By John Reis
I want to share with everyone an incident that occurred at the US Juniors at Shoal Creek in July.
A player came to the first tee with only his putter and a ball. His caddy was missing. Decision 6-3/2.5 discusses "Time of Starting" and it states that a player must be at his assigned tee on time and ready to play. These two concepts are critical. "On time" implies that even though a player is third in his group to play, he must be present at the assigned time (See Decision 6-3a/2); he would be deemed to be late should he arrive a minute after player A tees off but in time for him to play. The second concept of "ready to play" implies that he be on the tee with shoes, ball, clubs, etc ...ready to play?. At the 2008 U.S. Junior Championship at Shoal Creek, a player arrived with only a putter and a ball. His caddy was nowhere to be found. Was he ready to play? In these circumstances the appropriate question to the player would be "Are you ready to play?" If his answer was yes, then he would be obligated to begin play with his putter. If he responded "No", then he would be subject to either disqualification or a two stroke penalty for being late to the tee. The disqualification penalty would only apply if the Note to Rule 6-3 were NOT if effect. That note, which we use all the time states that the player has an additional five minute grace period before the DQ penalty takes effect.

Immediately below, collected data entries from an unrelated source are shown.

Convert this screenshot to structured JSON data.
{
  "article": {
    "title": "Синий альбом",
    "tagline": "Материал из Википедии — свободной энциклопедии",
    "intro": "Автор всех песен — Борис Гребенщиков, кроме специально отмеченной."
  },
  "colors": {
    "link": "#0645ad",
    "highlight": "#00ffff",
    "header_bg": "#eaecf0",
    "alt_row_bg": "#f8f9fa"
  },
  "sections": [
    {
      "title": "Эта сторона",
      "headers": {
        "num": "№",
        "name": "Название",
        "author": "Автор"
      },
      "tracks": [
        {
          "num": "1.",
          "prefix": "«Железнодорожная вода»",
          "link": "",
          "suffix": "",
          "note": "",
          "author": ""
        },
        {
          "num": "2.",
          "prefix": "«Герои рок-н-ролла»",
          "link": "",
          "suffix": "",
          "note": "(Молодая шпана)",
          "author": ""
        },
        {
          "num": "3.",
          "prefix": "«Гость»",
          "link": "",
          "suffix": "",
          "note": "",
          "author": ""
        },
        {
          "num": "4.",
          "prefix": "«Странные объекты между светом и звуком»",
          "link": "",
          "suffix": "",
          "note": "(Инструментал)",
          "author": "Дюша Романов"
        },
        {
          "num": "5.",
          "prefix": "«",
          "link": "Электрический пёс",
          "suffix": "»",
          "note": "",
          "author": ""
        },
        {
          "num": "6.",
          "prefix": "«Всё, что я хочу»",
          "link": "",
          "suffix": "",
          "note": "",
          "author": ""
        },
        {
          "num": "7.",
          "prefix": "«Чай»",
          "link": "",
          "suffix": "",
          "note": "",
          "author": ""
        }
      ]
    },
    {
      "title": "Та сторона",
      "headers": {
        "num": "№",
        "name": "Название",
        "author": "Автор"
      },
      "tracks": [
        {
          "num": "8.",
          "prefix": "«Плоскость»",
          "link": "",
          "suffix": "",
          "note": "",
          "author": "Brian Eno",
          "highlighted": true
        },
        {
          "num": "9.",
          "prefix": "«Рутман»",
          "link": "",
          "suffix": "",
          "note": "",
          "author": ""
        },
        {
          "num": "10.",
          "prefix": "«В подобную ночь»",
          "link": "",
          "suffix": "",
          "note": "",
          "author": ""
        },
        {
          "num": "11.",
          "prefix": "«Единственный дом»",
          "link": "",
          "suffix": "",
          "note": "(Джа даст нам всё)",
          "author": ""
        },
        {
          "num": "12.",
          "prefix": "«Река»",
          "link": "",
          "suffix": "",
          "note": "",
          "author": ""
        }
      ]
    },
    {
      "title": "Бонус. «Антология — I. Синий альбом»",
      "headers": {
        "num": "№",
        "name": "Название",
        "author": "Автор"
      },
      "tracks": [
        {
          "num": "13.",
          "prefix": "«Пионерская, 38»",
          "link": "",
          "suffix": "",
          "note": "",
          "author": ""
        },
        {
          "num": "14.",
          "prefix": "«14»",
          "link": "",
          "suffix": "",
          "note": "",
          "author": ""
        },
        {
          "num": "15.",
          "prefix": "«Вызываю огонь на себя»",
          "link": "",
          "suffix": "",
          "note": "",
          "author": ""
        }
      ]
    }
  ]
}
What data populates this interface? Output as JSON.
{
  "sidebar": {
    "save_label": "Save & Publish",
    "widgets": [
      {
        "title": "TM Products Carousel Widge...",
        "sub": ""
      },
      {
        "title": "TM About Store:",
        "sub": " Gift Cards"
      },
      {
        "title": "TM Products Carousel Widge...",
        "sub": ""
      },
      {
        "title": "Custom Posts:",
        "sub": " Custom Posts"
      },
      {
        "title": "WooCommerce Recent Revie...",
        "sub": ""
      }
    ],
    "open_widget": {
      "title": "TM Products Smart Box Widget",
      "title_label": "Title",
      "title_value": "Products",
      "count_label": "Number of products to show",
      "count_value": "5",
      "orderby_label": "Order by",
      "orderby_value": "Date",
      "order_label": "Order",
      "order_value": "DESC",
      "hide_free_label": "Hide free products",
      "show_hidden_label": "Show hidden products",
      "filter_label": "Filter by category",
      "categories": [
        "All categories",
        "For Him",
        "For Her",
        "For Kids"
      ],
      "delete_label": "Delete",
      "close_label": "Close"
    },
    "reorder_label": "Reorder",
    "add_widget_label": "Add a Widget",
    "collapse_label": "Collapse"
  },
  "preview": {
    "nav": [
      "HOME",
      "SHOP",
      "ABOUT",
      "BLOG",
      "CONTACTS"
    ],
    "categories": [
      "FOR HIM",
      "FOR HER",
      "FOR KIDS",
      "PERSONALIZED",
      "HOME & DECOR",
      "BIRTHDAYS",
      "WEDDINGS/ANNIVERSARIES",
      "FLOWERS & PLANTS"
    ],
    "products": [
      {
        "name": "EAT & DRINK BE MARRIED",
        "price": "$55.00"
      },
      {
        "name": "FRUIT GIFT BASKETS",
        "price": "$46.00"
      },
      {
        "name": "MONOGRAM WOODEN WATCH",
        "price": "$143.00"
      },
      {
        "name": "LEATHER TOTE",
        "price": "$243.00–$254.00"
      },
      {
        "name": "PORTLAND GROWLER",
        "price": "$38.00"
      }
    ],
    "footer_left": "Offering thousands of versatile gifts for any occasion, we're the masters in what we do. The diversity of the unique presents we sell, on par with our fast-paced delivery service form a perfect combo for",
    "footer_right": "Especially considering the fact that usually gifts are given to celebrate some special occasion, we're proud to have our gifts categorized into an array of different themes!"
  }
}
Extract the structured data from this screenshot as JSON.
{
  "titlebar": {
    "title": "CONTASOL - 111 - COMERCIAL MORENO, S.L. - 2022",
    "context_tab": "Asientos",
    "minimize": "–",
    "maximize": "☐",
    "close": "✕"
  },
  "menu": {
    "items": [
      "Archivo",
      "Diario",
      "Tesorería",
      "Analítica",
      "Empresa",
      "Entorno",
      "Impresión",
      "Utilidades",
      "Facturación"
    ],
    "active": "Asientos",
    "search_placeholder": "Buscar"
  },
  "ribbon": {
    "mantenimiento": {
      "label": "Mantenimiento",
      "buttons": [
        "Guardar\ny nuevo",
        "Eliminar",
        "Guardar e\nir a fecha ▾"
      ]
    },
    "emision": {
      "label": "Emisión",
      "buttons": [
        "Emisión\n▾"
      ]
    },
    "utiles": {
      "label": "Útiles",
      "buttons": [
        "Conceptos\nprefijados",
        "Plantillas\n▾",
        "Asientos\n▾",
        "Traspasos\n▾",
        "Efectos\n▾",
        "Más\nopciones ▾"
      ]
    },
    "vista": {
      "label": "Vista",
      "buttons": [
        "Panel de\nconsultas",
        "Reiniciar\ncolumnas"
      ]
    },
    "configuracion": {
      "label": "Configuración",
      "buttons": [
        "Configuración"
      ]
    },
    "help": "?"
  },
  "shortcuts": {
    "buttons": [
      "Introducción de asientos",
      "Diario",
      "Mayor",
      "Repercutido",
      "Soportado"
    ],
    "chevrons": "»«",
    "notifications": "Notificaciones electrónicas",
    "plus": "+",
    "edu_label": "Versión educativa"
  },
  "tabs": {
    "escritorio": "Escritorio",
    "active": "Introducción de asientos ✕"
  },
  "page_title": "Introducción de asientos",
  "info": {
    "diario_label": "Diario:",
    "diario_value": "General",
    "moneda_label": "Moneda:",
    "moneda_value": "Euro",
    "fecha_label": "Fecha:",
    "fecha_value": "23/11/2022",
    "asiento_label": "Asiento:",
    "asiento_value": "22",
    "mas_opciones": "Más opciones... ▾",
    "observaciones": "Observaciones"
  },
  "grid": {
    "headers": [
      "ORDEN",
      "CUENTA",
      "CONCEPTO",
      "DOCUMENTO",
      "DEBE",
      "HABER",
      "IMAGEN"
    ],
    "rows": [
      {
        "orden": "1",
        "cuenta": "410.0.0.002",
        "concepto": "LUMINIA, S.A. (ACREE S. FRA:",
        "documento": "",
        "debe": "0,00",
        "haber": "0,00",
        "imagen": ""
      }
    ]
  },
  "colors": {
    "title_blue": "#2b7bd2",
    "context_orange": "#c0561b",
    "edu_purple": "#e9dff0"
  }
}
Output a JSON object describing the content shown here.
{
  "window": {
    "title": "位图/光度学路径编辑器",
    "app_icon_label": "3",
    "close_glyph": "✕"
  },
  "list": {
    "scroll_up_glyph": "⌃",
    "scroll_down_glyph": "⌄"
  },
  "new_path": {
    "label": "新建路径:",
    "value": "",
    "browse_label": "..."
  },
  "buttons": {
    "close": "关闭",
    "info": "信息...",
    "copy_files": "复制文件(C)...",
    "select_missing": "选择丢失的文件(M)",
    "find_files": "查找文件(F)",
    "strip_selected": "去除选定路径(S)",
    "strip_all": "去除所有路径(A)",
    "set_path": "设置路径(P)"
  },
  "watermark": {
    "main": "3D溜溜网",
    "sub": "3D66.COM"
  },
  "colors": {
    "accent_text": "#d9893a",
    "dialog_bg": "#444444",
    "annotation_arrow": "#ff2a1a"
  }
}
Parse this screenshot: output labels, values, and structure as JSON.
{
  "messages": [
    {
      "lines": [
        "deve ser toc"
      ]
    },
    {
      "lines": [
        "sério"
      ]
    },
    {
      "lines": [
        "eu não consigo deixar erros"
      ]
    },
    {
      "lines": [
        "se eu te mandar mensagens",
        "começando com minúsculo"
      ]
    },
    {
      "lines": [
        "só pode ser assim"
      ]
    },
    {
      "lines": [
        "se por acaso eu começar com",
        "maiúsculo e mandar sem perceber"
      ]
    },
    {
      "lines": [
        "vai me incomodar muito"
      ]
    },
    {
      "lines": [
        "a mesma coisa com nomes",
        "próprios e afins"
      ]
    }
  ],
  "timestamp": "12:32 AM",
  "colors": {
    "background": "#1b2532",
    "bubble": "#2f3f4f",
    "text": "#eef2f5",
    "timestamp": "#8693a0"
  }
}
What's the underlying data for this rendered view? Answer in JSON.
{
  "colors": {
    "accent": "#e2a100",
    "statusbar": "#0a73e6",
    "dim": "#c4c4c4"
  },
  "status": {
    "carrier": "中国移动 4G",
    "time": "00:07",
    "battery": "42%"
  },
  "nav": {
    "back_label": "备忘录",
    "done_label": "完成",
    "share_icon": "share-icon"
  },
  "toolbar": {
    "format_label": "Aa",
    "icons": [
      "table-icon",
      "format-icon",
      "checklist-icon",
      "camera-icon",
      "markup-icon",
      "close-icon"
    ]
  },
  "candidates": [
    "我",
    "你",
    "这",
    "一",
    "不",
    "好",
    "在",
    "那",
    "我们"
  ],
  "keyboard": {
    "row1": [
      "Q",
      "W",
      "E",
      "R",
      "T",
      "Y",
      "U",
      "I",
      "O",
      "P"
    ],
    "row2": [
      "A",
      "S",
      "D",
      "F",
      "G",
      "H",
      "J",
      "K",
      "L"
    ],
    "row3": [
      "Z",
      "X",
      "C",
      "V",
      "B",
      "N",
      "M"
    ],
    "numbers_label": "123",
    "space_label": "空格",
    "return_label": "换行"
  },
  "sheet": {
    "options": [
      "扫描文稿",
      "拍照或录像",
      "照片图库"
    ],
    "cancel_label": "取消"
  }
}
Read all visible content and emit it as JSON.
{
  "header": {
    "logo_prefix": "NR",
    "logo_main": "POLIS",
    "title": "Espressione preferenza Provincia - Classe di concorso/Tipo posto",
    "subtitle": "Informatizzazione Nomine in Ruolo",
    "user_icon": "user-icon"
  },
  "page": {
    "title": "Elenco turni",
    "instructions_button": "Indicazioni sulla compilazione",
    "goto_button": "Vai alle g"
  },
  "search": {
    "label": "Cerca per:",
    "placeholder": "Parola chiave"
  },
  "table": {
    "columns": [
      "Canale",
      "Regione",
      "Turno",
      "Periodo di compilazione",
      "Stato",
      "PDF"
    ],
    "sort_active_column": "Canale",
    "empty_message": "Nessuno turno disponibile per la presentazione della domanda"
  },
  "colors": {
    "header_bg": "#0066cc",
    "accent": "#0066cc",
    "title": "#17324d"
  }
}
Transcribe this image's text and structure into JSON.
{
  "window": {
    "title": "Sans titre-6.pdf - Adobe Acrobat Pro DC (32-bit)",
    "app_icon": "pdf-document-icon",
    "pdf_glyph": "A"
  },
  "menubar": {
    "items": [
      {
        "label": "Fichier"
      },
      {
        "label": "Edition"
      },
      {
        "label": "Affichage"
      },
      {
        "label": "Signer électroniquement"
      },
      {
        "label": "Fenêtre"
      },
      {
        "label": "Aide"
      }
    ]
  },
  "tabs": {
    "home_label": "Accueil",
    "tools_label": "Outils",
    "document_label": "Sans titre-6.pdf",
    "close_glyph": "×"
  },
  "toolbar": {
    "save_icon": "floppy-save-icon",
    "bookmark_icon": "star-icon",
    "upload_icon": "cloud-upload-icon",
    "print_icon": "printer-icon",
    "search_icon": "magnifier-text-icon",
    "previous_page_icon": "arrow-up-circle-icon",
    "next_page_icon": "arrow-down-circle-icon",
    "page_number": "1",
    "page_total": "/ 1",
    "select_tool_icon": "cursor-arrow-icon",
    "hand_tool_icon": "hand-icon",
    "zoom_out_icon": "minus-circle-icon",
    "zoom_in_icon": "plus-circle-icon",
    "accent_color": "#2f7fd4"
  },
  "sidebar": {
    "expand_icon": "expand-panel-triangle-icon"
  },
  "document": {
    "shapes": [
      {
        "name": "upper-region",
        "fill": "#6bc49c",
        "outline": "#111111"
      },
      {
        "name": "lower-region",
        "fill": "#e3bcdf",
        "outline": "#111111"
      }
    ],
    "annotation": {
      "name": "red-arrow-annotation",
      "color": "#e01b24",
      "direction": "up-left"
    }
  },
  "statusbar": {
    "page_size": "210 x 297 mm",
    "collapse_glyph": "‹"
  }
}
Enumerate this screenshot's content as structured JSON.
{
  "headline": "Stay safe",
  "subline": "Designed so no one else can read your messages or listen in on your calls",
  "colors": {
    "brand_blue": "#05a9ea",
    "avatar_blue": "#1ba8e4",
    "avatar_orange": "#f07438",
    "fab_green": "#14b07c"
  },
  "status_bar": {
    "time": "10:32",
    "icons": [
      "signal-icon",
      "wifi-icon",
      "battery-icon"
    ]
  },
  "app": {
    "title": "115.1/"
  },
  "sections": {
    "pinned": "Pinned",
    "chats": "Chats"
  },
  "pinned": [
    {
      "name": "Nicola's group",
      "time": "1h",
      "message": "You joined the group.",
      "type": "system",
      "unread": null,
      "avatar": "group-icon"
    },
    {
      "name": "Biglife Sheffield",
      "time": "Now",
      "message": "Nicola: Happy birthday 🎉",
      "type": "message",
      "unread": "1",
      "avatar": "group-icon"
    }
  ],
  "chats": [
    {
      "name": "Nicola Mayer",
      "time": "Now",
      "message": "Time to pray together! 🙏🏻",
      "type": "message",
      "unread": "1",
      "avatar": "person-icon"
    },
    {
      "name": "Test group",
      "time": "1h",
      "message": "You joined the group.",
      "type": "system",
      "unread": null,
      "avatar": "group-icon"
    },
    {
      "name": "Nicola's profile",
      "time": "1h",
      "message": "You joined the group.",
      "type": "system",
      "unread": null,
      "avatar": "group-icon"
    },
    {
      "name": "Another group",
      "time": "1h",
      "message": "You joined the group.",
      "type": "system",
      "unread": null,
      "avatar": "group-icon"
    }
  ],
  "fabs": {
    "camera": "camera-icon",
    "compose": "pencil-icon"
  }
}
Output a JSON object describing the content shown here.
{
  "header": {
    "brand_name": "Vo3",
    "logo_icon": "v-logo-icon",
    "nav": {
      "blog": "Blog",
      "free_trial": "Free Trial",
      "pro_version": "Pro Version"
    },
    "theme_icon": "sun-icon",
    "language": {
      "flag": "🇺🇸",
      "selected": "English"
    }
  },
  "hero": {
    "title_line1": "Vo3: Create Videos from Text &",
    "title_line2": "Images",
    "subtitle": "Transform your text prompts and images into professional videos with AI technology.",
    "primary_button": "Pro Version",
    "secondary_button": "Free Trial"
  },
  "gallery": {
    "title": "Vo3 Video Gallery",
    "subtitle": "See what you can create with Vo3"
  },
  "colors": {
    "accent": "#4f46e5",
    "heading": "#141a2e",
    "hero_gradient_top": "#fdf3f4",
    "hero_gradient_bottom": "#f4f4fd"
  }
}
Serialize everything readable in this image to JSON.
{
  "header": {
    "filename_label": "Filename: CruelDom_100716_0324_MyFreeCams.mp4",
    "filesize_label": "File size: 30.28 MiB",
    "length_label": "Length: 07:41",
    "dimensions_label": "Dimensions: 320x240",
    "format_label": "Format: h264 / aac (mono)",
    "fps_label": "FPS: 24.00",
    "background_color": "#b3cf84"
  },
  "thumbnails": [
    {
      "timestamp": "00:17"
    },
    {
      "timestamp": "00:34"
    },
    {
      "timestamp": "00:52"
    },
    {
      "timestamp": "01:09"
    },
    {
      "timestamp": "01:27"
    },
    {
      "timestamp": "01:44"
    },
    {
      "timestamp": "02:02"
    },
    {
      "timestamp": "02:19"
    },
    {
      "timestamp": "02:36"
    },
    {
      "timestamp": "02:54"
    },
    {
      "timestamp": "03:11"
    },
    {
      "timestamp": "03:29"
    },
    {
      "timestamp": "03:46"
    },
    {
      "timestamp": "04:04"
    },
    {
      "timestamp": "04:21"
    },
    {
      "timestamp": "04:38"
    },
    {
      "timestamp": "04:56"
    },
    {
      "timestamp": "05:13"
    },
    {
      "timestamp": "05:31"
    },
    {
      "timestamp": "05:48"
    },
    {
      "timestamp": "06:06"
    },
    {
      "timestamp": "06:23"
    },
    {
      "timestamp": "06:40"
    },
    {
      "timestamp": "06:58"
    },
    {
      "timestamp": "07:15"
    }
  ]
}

It was fun discussing the ramifications of this rule and the options the player has once he arrives at the tee. Obviously, in collegiate play, we don't use caddies, but it's worthwhile remembering that ready to play may have different interpretations.
Player Representative Questions
This month we also received our first rules questions from player representatives from colleges and universities across the country. We will ask players to submit rules questions each month to be answered by one of our rules experts. Below are this month's questions along with answers from John.
Q: Could you explain Abnormal Grounds?
A: Often when we are asked a rules question, our first thought is to go to the definitions. They sometimes provide the answer or the path we need to take to get to the answer.
With respect to Abnormal Grounds, the definition, Section II Definitions Page 4, defines it pretty well. It is casual water, ground under repair or a hole, cast or runway made by a burrowing animal, reptile, or a bird. This hole must be made by a burrowing animal. Thus a hole made by a dog, for example, would not fall under this definition.
It also can include material piled for removal (Ground under repair). This would be refuse, sticks, weeds, clippings, and the like that the groundskeeper plans to remove at a later date. This would not include clippings that are thrown aside and meant to be left there. We see that often with grass clippings that are tossed into the woods by the grounds crew.
Q: The other day at practice our team came up with our first rules question for you. We were on a par 3 and a member of our team was in between clubs. The tee markers were on the back of the tee box, and the tee box was surrounded by rough. Would it have been legal for him to use him to use his two club lengths back from the tee markers to put his ball in the rough in order to get a flier lie and hit less club?
A: What a great question!. One of the things we are always cognizant of when setting up a golf course is the placement of tee markers. By definition, and so many times we as rules officials refer to the definitions for our answer or the path to our answer, the "Teeing Ground" is defined by a rectangular area two club lengths in depth. Nowhere in the Rules or in the Decisions is there any discussion of where those two club lengths will take us, so if the Committee were to err and place the tee markers so far back that two club lengths will take a player into the rough, so be it. Have at it! Most of the time we will hear complaints that we can't go back two club lengths and find a fair lie if the markers are too far back, but if the player chooses to go into the rough, he may, and he may create or repair irregularities of surface therein. But, as an aside, be aware, that if there were something growing that might interfere with his stroke, other than irregularities of surface (such as a bush, overhanging branch, and the like), he would be prohibited from breaking or removing it. With respect to the discussion of breaking or removing a growing object that interferes with a player's stroke on the teeing ground, the reference is Decision 13-2/14 (Page 161).